Très attendus, Roger Marion et Bernard Bonnet s'égarent à la barre

Publié le par titof

Un ancien patron de la division nationale de l'antiterrorisme (DNAT) aux méthodes policières contestées, un ex-préfet de Corse condamné pour avoir donné l'ordre d'incendier des paillotes, les dérives de l'Etat républicain en direct et en pleine lumière. Le programme était alléchant et la cour d'assises de Paris avait pris, lundi 26 novembre, son air des grands jours avec une foule savourant d'avance la jubilation de pouvoir dire "J'y étais", tandis que quelques personnalités chanceuses munies de laisser-passer se faufilaient aux premières loges. Pour la défense d'Yvan Colonna, l'audience s'annonçait radieuse. Elle fut brumeuse, bavarde, brouillonne.

De ses dépositions lors des précédents procès de l'affaire Erignac, l'ancien policier était sorti défait, haché menu par des avocats de la défense prompts à jouer de son caractère explosif. L'expérience a porté et sans doute aussi les consignes dispensées par son ancien patron, Claude Guéant, qui l'a reçu à l'Elysée dans les jours précédant l'ouverture du procès.

De ce rendez-vous sur lequel il a bien sûr été interrogé par l'un des avocats de la défense, Roger Marion se contentera de dire qu'il a eu lieu "à sa demande, à titre personnel et non institutionnel", en précisant qu'il n'a entendu chez son interlocuteur "rien qui puisse orienter (sa) déposition".

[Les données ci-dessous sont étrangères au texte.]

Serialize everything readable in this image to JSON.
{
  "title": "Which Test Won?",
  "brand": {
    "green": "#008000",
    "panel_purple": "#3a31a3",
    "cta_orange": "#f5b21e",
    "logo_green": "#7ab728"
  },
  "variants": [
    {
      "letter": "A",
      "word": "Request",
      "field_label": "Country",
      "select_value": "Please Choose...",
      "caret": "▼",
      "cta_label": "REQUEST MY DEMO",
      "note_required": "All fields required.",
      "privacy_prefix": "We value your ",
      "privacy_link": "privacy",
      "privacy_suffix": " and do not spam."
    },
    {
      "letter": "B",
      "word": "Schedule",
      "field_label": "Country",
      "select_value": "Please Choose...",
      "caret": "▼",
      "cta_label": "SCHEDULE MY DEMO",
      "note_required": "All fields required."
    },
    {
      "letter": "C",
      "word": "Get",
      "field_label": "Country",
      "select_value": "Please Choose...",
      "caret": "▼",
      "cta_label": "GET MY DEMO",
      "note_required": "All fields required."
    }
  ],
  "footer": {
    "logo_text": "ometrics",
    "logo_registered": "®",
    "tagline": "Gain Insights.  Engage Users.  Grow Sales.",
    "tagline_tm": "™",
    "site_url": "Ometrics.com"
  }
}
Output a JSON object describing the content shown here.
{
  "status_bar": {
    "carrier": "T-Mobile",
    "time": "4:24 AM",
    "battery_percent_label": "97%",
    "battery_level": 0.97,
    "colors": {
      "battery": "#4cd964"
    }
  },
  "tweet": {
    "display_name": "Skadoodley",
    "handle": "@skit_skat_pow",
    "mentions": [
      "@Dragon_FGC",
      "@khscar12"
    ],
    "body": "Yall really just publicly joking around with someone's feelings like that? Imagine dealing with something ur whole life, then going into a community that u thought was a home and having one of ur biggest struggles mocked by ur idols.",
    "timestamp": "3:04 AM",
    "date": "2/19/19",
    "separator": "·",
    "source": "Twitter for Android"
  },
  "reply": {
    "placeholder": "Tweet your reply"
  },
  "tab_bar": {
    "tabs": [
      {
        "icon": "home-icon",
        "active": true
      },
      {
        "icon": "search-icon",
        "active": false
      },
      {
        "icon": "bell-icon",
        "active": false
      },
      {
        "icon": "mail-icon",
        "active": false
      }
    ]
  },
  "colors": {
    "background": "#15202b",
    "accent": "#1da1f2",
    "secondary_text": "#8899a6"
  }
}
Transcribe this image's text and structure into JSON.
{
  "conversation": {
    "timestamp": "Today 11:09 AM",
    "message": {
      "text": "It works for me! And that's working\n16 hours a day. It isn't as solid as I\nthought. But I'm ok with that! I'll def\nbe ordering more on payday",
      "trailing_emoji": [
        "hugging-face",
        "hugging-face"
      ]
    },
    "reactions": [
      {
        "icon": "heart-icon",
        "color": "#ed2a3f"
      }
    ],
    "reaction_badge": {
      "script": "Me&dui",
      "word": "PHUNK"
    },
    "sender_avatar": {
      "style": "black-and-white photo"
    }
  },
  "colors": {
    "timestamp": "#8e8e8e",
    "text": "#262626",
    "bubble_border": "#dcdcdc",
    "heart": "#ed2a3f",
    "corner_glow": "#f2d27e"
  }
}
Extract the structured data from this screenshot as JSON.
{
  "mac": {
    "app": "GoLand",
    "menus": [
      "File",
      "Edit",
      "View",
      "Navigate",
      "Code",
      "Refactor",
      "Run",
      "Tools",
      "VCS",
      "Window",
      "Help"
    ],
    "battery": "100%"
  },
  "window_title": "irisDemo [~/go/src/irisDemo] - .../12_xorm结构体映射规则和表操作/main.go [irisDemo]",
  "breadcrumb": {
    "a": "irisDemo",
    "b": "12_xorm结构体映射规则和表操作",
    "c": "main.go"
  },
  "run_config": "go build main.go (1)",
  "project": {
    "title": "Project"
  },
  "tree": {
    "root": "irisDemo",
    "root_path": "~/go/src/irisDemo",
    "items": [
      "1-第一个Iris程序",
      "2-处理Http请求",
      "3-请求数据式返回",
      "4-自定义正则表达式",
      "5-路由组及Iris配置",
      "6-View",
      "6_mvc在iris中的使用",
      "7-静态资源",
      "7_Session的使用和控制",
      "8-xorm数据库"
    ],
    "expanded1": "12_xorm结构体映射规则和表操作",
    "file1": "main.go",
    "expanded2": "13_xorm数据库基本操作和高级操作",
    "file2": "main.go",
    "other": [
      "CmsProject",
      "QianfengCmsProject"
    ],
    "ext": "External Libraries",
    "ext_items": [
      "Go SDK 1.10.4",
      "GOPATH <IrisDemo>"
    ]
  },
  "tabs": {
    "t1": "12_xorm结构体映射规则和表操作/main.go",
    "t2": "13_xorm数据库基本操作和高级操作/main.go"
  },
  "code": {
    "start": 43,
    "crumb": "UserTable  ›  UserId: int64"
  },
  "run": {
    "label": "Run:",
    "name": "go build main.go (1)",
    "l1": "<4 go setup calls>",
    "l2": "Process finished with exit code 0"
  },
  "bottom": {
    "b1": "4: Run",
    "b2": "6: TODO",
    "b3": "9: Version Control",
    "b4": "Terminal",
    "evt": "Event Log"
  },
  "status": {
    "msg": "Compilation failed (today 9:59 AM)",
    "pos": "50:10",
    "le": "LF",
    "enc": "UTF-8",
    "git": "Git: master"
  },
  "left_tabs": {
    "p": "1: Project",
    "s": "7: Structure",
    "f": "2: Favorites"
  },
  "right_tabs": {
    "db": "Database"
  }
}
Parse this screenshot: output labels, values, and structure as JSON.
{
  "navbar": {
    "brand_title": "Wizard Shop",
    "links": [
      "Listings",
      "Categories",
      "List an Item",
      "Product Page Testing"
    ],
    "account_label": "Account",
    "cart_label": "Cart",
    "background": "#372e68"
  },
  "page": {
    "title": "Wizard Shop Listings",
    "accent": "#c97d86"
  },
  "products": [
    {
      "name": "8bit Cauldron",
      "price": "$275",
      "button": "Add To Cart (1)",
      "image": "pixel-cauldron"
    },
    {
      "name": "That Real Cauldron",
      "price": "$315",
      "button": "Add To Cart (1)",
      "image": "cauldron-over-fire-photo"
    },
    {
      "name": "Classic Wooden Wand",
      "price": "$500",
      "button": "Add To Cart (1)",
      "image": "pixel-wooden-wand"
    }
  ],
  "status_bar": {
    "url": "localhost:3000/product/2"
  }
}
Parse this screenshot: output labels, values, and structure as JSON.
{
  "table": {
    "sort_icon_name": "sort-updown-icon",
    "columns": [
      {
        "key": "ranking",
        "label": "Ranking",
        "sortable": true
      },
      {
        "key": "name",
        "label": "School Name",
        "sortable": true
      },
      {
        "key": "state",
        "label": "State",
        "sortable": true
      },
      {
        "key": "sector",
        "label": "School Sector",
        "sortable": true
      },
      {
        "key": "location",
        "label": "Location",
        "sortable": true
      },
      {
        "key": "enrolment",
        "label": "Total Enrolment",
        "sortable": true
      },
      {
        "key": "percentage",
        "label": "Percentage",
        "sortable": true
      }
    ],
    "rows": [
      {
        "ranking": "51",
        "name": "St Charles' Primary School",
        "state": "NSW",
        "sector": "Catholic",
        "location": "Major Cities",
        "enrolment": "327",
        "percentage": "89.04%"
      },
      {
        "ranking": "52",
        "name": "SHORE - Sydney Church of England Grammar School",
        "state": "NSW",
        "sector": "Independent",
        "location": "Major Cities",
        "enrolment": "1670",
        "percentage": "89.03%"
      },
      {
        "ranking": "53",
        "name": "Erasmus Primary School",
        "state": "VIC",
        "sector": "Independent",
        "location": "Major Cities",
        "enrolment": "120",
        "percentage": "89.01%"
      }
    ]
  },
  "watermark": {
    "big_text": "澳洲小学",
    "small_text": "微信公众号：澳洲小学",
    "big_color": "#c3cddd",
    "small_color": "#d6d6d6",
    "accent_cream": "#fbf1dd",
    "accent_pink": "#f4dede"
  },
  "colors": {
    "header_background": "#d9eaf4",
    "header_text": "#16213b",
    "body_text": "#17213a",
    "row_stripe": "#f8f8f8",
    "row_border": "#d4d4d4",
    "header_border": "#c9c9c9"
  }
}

Il y a toujours chez lui cet art consommé de s'approprier les succès d'une enquête et de faire porter ses échecs sur les autres, en l'espèce le SRPJ d'Ajaccio, les Renseignements généraux, les juges antiterroristes et la presse. A eux les retards, les "fuites" venues polluer l'enquête, les tuyaux percés. A lui la part du lion : les aveux passés en garde à vue par certains membres du commando et leurs compagnes. "Les aveux, qui ont été recueillis dans le respect du code de procédure pénale, sont sincères, vérifiés et corroborés, martèle-t-il. Le commando était composé de sept membres. Six sont condamnés et n'ont pas fait appel de leur condamnation et je me réjouis que le septième soit aujourd'hui dans le box", a-t-il ajouté.

Quand vient leur tour de l'interroger, les avocats de la défense se lèvent avec confiance. Dans leur musette, les dénonciations répétées devant la cour par plusieurs témoins des pressions en garde à vue, les errements de la piste agricole et ses centaines d'interpellations, les acquittements en appel de Jean Castela et Vincent Andriuzzi, qui avaient été présentés comme les commanditaires de l'assassinat du préfet, et surtout l'intérêt tardif accordé à Yvan Colonna.

Mais, plus ils le piquent, plus il glisse et leur échappe. Leurs questions y perdent en pertinence et ses réponses en intérêt. A tel point que le président Dominique Coujard intervient : "On tourne en rond. Nous sommes là pour savoir si Yvan Colonna est, ou non, l'auteur de l'assassinat du préfet." Roger Marion renchérit et ironise sur ces questions "qui n'en finissent pas de se répéter. Au fond, ce sont les mêmes qu'en interrogatoire..."

AUTOPROMOTION

Les bancs du public se sont un peu éclaircis et la famille de Claude Erignac a quitté le sien lorsque, en début de soirée, "Bernard Bonnet, préfet à la retraite", s'approche de la barre. Il a patienté près de six heures dans la salle des témoins, mais, dit-il, "cela fait neuf ans qu'(il) attend ce moment". Sa voix tremble un peu dans le micro, mais elle se raffermit vite pour revendiquer la part qu'il estime avoir prise dans le succès de l'enquête. "Il existe une rumeur tenace selon laquelle j'aurais conduit une enquête parallèle. Cette fable, je ne veux pas seulement la nier, je veux la désarticuler", lance-t-il, avant d'évoquer les informations anonymes dont il a été le destinataire et qui ont selon lui permis de "sortir de l'impasse de la piste agricole" pour s'orienter vers celle d'une dissidence nationaliste. Là encore, on s'égare dans l'autopromotion.

Quant aux "doutes sur la culpabilité d'Yvan Colonna" que l'ancien préfet de Corse a exprimés au micro de France Info il y a quelques jours, ils ont été mal compris, assure-t-il. "Je n'aurais pas dû employer ce mot de doute. Je voulais parler de mon questionnement sur Yvan Colonna."

Chacun écarquille les yeux. Il nuance encore : "En 1998, pas en novembre 2007." "Il vaut mieux en effet le préciser", s'agace le président.